April 13, 1992|By WILLIAM PFAFF

PARIS. — Paris -- The presidential primaries in the United States, like the election campaign just finished in Britain, have posed an important debate on the role of the state in the economy. For the past 15 years monetarist and supply-side market economic doctrine has dominated economic policy-making in the United States and Britain.

If the two countries move now to a more interventionist approach, and increase public infrastructure investment, this can have an important international effect. The other major West European governments and Japan already practice a degree of state economic intervention condemned by Reaganite and Thatcherite theorists and politicians. As these countries today have the more successful economies, the intellectual battle is being won on the playing field -- or shall we say, in the marketplace.

You would think it common sense that good public health and education, and roads, railroads and other forms of public infrastructure, unprofitable in themselves, nonetheless generate wealth indirectly. A recent U.S. study concludes that industrial productivity growth was highest from 1960 to 1973 in exactly those countries which had the highest rate of non-military public infrastructure investment: Japan, West Germany, France.

From 1974 to 1989, the overall correlation was less marked, but the United States had the lowest percentage of gross national product spent on public investment and the lowest level of productivity increase. Alan Aschauer (in the Journal of Monetary Economics), says that global U.S. productivity (labor plus capital) grew by 2 percent annually in the 1950s and 1960s but only by 0.8 percent in the 1970s and early 1980s. At the same time growth in non-military public investment fell from 4.1 percent to 1.6 percent. He sees cause and effect in this.

An economist at the French national statistical institute argues that a direct relationship also exists between productivity and the level of skilled labor employed in industry. The tenth of French industry that employs the highest level of unskilled labor is the least productive. The tenth employing the most highly qualified labor is the most productive. Education and training equal productivity.

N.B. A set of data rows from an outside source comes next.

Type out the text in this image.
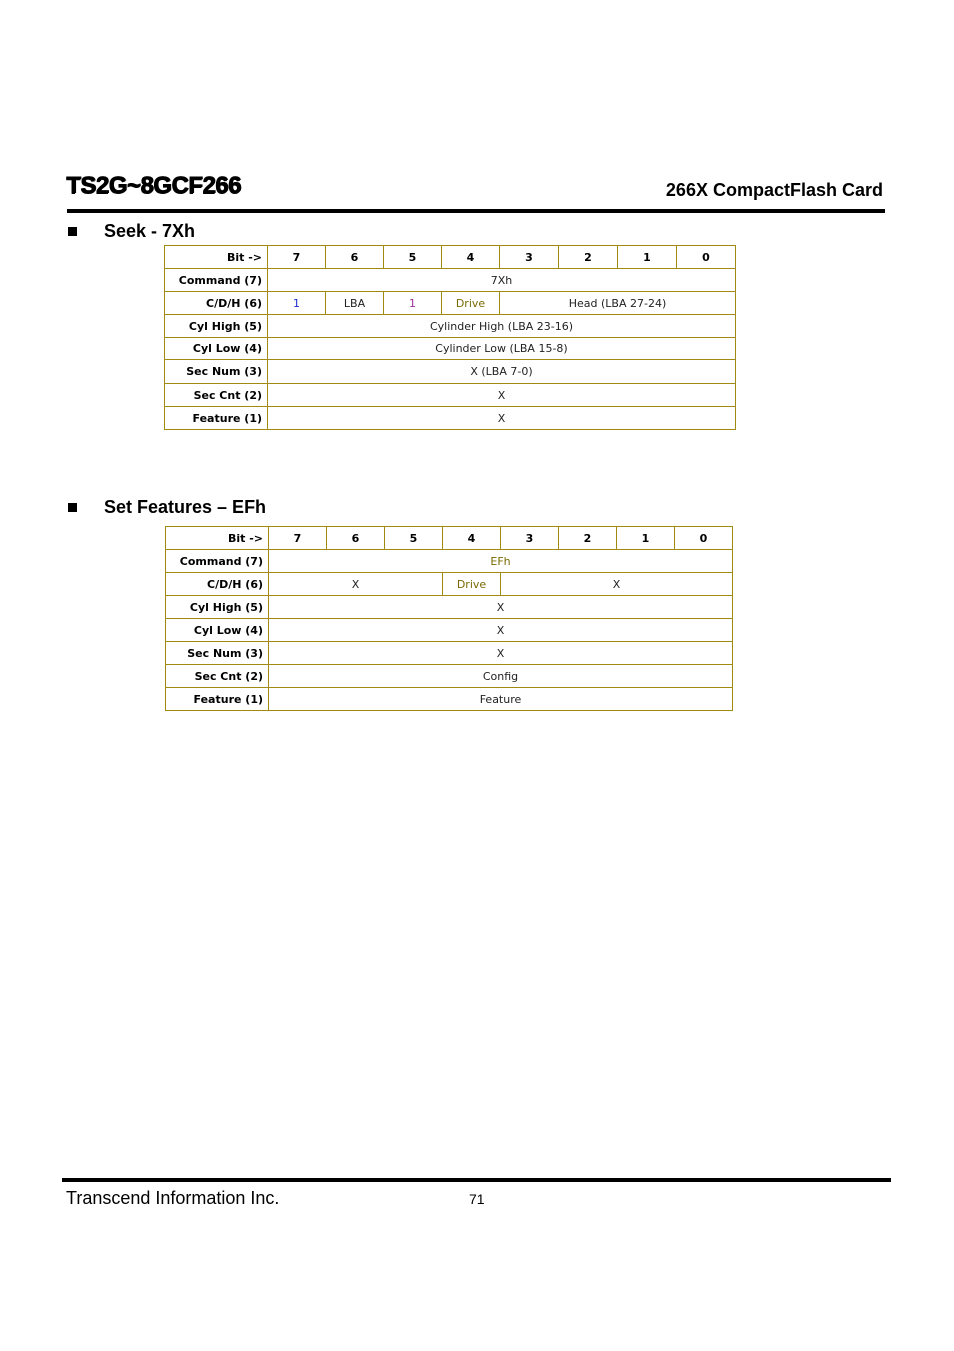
TS2G~8GCF266	266X CompactFlash Card
Seek - 7Xh
Bit ->	7	6	5	4	3	2	1	0
Command (7)	7Xh							
C/D/H (6)	1	LBA	1	Drive	Head (LBA 27-24)			
Cyl High (5)	Cylinder High (LBA 23-16)							
Cyl Low (4)	Cylinder Low (LBA 15-8)							
Sec Num (3)	X (LBA 7-0)							
Sec Cnt (2)	X							
Feature (1)	X							
Set Features – EFh
Bit ->	7	6	5	4	3	2	1	0
Command (7)	EFh							
C/D/H (6)	X			Drive	X			
Cyl High (5)	X							
Cyl Low (4)	X							
Sec Num (3)	X							
Sec Cnt (2)	Config							
Feature (1)	Feature							
Transcend Information Inc.	71
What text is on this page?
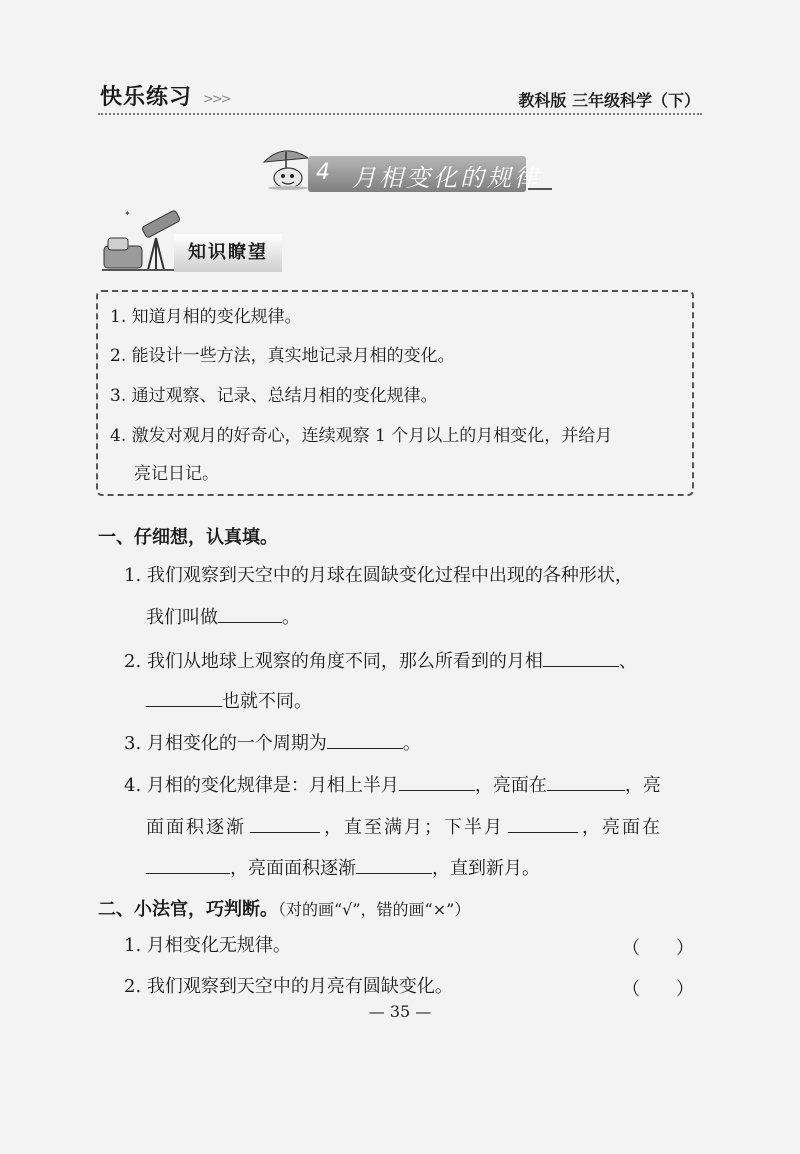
快乐练习 >>>	教科版 三年级科学（下）
4 月相变化的规律
✦
知识瞭望
1. 知道月相的变化规律。
2. 能设计一些方法，真实地记录月相的变化。
3. 通过观察、记录、总结月相的变化规律。
4. 激发对观月的好奇心，连续观察 1 个月以上的月相变化，并给月
亮记日记。
一、仔细想，认真填。
1. 我们观察到天空中的月球在圆缺变化过程中出现的各种形状，
我们叫做	。
2. 我们从地球上观察的角度不同，那么所看到的月相	、
也就不同。
3. 月相变化的一个周期为	。
4. 月相的变化规律是：月相上半月	，亮面在	，亮
面面积逐渐	，直至满月；下半月	，亮面在
，亮面面积逐渐	，直到新月。
二、小法官，巧判断。（对的画“√”，错的画“×”）
1. 月相变化无规律。	（　　）
2. 我们观察到天空中的月亮有圆缺变化。	（　　）
— 35 —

All this is why Germany is investing so heavily in public infrastructure in East Germany, and why investment in education is so high in most of Europe and in Japan. The U.S. and Britain, however, have for more than a decade neglected highways, railways and airports, insisting that whatever industry needed the market would motivate industry to build. Britain still has not even begun to build the rail line for high-speed traffic on its side of the Channel Tunnel.

Market doctrine has also held that privatization in Eastern Europe and the ex-Soviet Union would cause market forces to revitalize economies and generate growth. However, growth is slow in coming. It is relatively easy to privatize commerce -- shops, restaurants, etc. The main streets of Moscow now are lined with people buying and selling. But they are not producing. Productive enterprises are hard to privatize when obsolete and unproductive plants produce goods uncompetitive on international markets. Who would want them?

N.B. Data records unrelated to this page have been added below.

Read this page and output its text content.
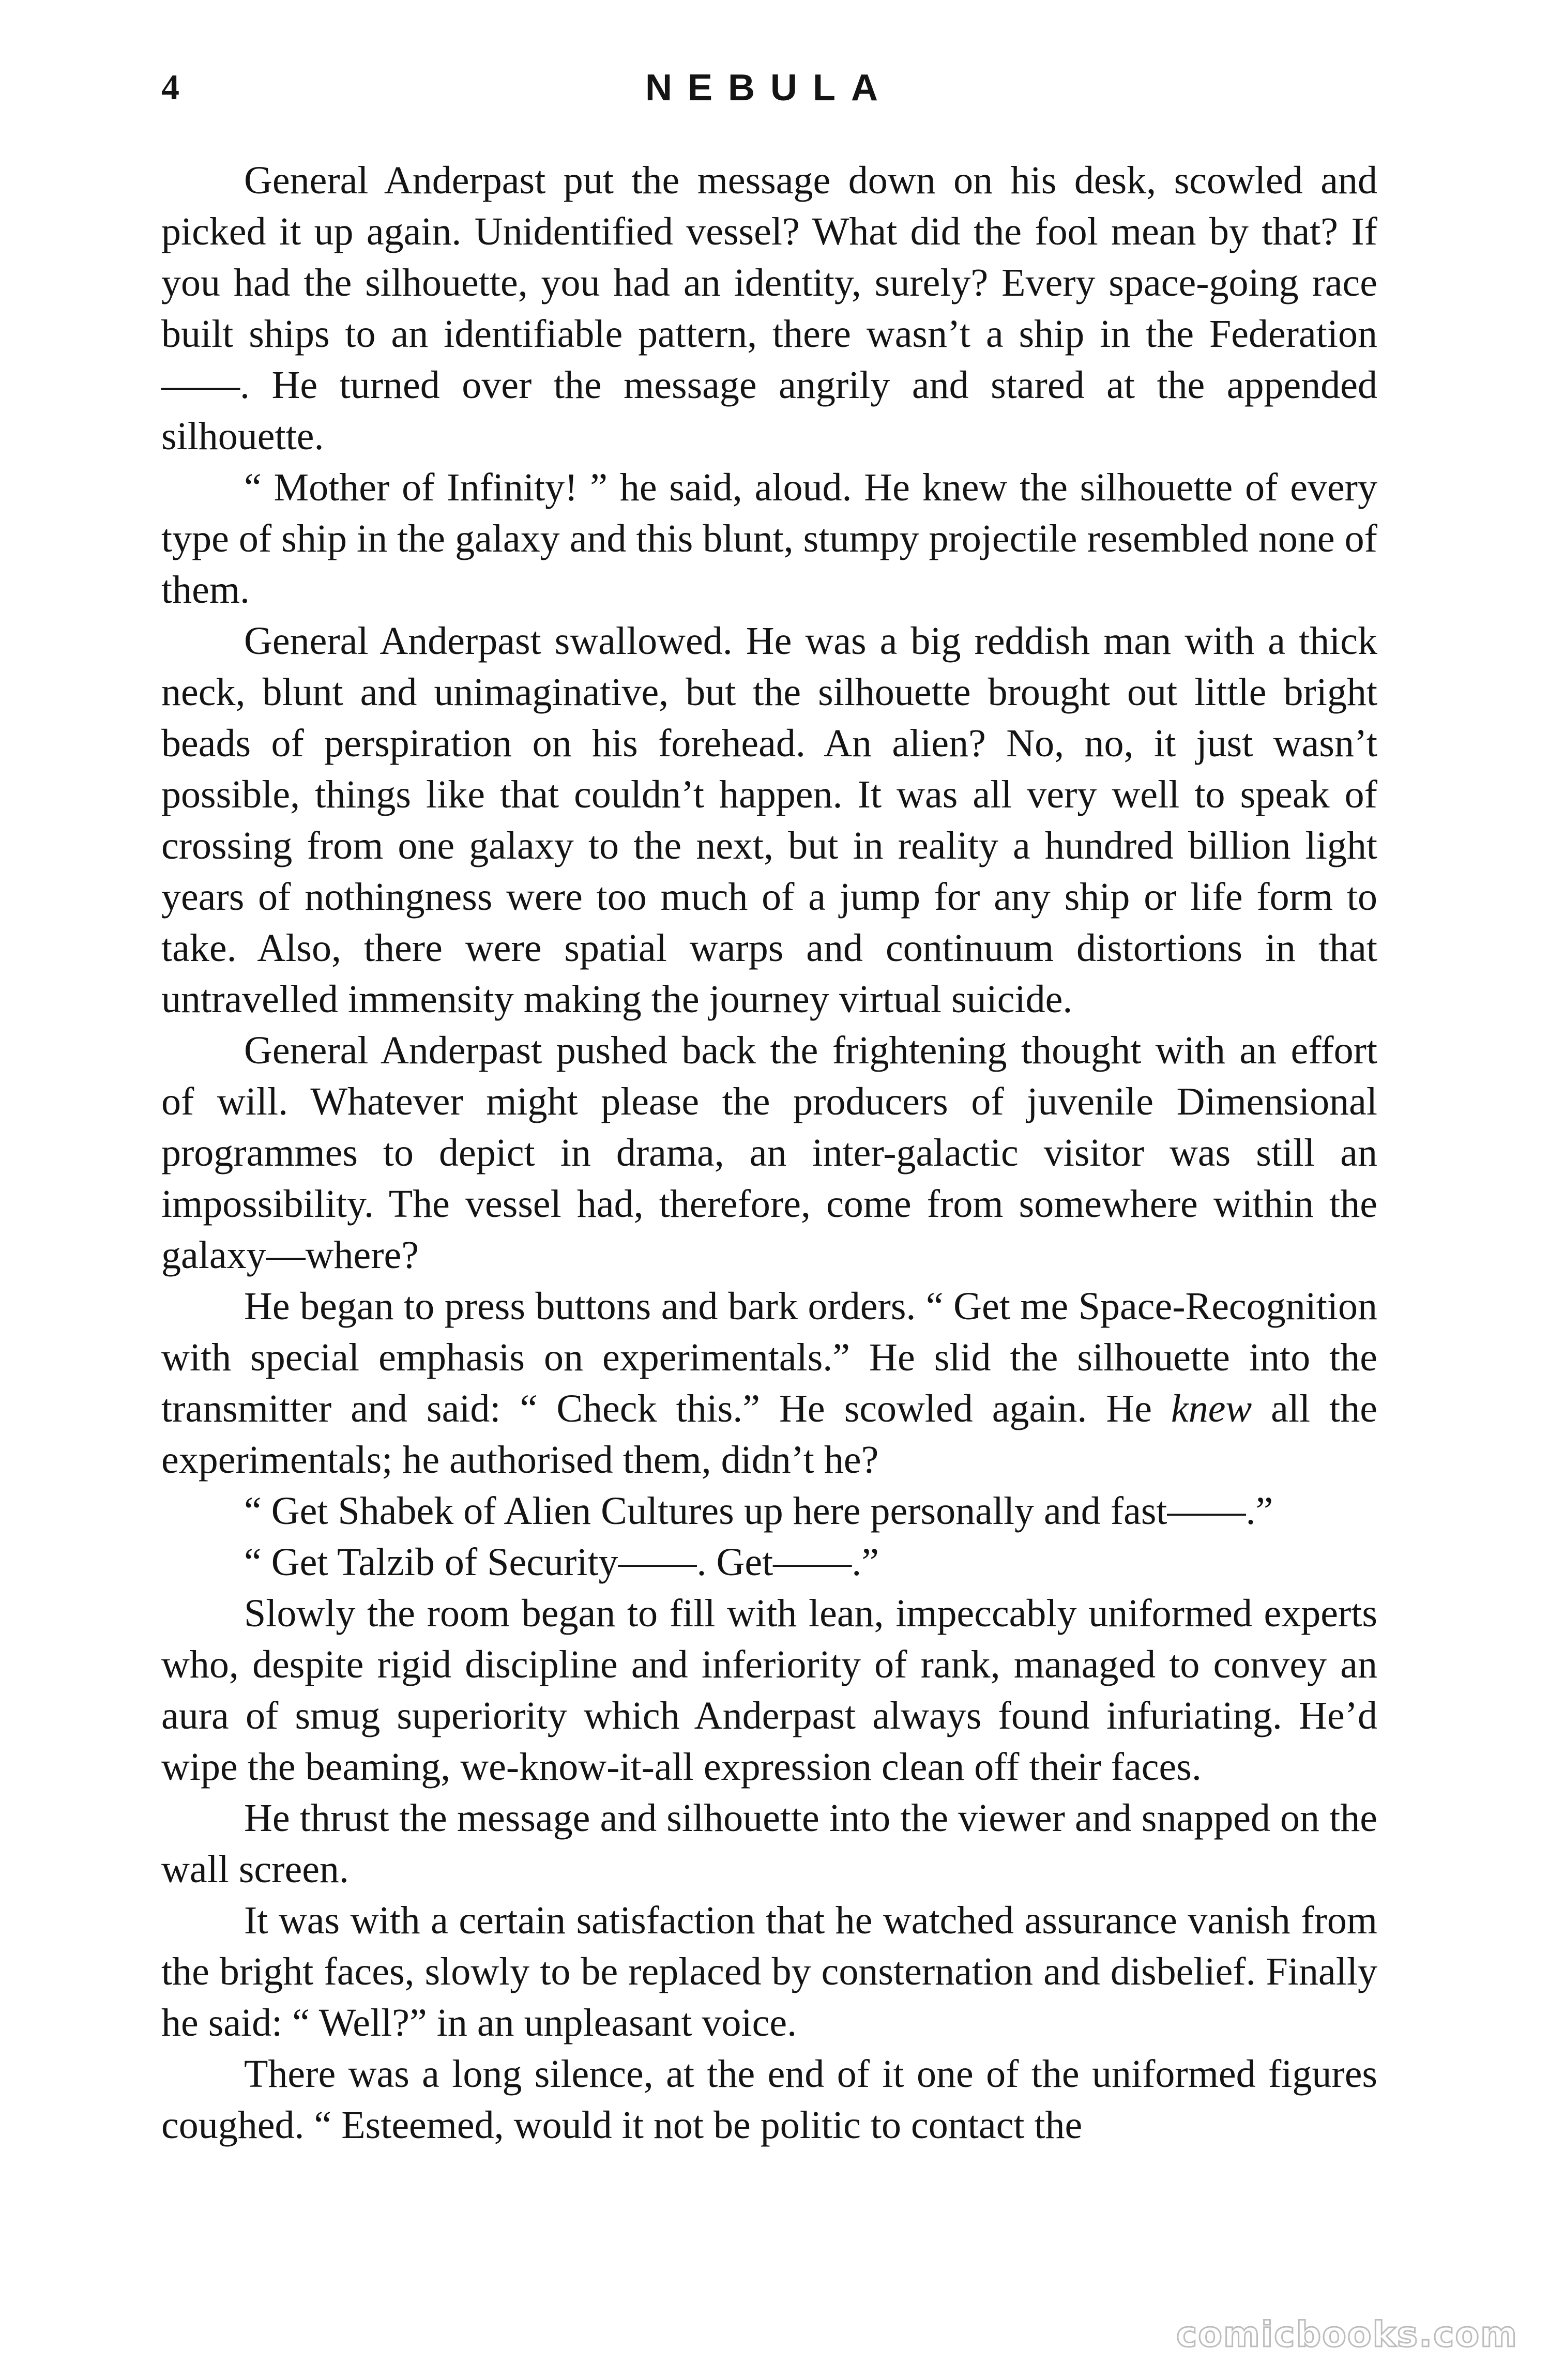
4	NEBULA

General Anderpast put the message down on his desk, scowled and picked it up again. Unidentified vessel? What did the fool mean by that? If you had the silhouette, you had an identity, surely? Every space-going race built ships to an identifiable pattern, there wasn’t a ship in the Federation——. He turned over the message angrily and stared at the appended silhouette.

“ Mother of Infinity! ” he said, aloud. He knew the silhouette of every type of ship in the galaxy and this blunt, stumpy projectile resembled none of them.

General Anderpast swallowed. He was a big reddish man with a thick neck, blunt and unimaginative, but the silhouette brought out little bright beads of perspiration on his forehead. An alien? No, no, it just wasn’t possible, things like that couldn’t happen. It was all very well to speak of crossing from one galaxy to the next, but in reality a hundred billion light years of nothingness were too much of a jump for any ship or life form to take. Also, there were spatial warps and continuum distortions in that untravelled immensity making the journey virtual suicide.

General Anderpast pushed back the frightening thought with an effort of will. Whatever might please the producers of juvenile Dimensional programmes to depict in drama, an inter-galactic visitor was still an impossibility. The vessel had, therefore, come from somewhere within the galaxy—where?

He began to press buttons and bark orders. “ Get me Space-Recognition with special emphasis on experimentals.” He slid the silhouette into the transmitter and said: “ Check this.” He scowled again. He knew all the experimentals; he authorised them, didn’t he?

“ Get Shabek of Alien Cultures up here personally and fast——.”

“ Get Talzib of Security——. Get——.”

Slowly the room began to fill with lean, impeccably uniformed experts who, despite rigid discipline and inferiority of rank, managed to convey an aura of smug superiority which Anderpast always found infuriating. He’d wipe the beaming, we-know-it-all expression clean off their faces.

He thrust the message and silhouette into the viewer and snapped on the wall screen.

It was with a certain satisfaction that he watched assurance vanish from the bright faces, slowly to be replaced by consternation and disbelief. Finally he said: “ Well?” in an unpleasant voice.

There was a long silence, at the end of it one of the uniformed figures coughed. “ Esteemed, would it not be politic to contact the

comicbooks.com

Yet they provide employment and thus have a social value. They also have a political value in the negative respect that closing them and augmenting unemployment is politically destabilizing. For this reason the government agency responsible for East German privatization, the Treuhandanstalt, has been very cautious in demanding that those who buy up former state enterprises guarantee continuing investment and job protection. This has earned it criticism from such ideologically committed journals as The Economist, which protests that to combine ''social policy and industrial policy together in one institution'' jeopardizes both.

There also is a political cost in selling enterprises to Western buyers. The public risks seeing this as industrial abdication (''selling off the family jewels,'' as Harold MacMillan once said of Margaret Thatcher's privatizations.)

Moreover, even when the buyer makes a major commitment to modernization, it's not always a success. A recent Radio Free Europe report tells of General Electric's purchase in 1989 of the Hungarian electrical manufacturer, Tungsram, which was one of Eastern Europe's few successful enterprises, exporting to BMW and Mercedes and to Japanese car manufacturers.

Despite drastic efforts by the new GE managers, heavy investment in new equipment, and the advantage of low-cost Hungarian labor (one-tenth U.S. labor costs) Tungsram lost money in both 1990 and 1991, and goes on doing so. Overmanning was one problem, but the real ones, according to the company's head (George F. Varga), who had previously run GE's subsidiary in the Netherlands, were the attitudes and assumptions held by the work force.